Japanese Prime Minister Shinzo Abe said Monday this summer’s Tokyo Olympics cannot be held under current circumstances due to the new coronavirus pandemic, suggesting for the first time that the Games may have to be postponed.
“If I’m asked whether we can hold the Olympics at this point in time, I would have to say that the world is not in such a condition,” Abe told a session of parliament, adding that he hopes to hold talks with International Olympic Committee President Thomas Bach over the issue.
The premier’s comments came a day after the IOC said it would study alternative plans for the Tokyo Olympics, scheduled to open on July 24, amid the global outbreak, and subsequently make an assessment within the next four weeks.
Tokyo Olympic organizing committee President Yoshiro Mori said he supports the IOC’s decision to review existing plans, adding that representatives from Japan and the IOC will hold discussions to closely examine all possible scenarios.

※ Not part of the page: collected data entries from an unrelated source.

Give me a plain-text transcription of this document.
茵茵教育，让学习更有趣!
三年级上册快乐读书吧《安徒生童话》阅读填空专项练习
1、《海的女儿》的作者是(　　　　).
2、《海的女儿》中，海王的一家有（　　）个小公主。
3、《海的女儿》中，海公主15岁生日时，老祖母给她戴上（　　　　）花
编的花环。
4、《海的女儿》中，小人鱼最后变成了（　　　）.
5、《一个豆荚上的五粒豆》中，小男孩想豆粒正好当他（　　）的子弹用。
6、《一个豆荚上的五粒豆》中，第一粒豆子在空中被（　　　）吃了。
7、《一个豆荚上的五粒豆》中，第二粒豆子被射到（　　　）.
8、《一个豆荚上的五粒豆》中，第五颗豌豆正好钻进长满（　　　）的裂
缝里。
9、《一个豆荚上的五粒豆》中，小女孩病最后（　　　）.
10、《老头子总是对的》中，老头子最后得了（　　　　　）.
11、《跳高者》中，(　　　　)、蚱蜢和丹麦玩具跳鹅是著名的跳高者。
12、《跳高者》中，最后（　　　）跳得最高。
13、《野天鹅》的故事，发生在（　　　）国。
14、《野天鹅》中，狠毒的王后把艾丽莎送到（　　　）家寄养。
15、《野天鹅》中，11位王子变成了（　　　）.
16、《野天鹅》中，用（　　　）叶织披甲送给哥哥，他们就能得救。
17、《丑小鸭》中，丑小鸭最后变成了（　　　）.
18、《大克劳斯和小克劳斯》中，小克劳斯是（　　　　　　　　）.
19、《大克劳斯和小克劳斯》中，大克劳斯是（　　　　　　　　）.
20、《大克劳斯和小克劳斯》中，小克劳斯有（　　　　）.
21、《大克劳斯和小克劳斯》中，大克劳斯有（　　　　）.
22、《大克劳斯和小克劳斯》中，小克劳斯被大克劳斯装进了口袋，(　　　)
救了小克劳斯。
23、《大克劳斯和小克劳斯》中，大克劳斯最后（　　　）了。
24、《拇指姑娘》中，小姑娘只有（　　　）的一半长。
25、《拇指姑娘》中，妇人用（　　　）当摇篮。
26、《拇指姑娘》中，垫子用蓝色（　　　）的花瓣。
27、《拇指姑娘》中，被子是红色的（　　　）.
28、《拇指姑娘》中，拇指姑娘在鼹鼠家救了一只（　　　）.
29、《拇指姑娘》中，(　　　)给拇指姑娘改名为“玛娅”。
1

“Japan is in a critical state, and the situations in the United States and Europe have been abnormal,” Mori said. “We are not so foolish as to say we will do it under out first (plan).”
Meanwhile, Canada has become the first country to warn that it will not send its athletes to the Tokyo Olympics unless they are postponed for a year.
The Canadian Olympic Committee said holding the Games as planned would threaten the health of its athletes, saying it was unfair to “their families and the broader Canadian community for athletes to continue training for these Games.”
New Zealand added to the pressure for a delay, saying the country would consider boycotting the Olympics if they opened as scheduled.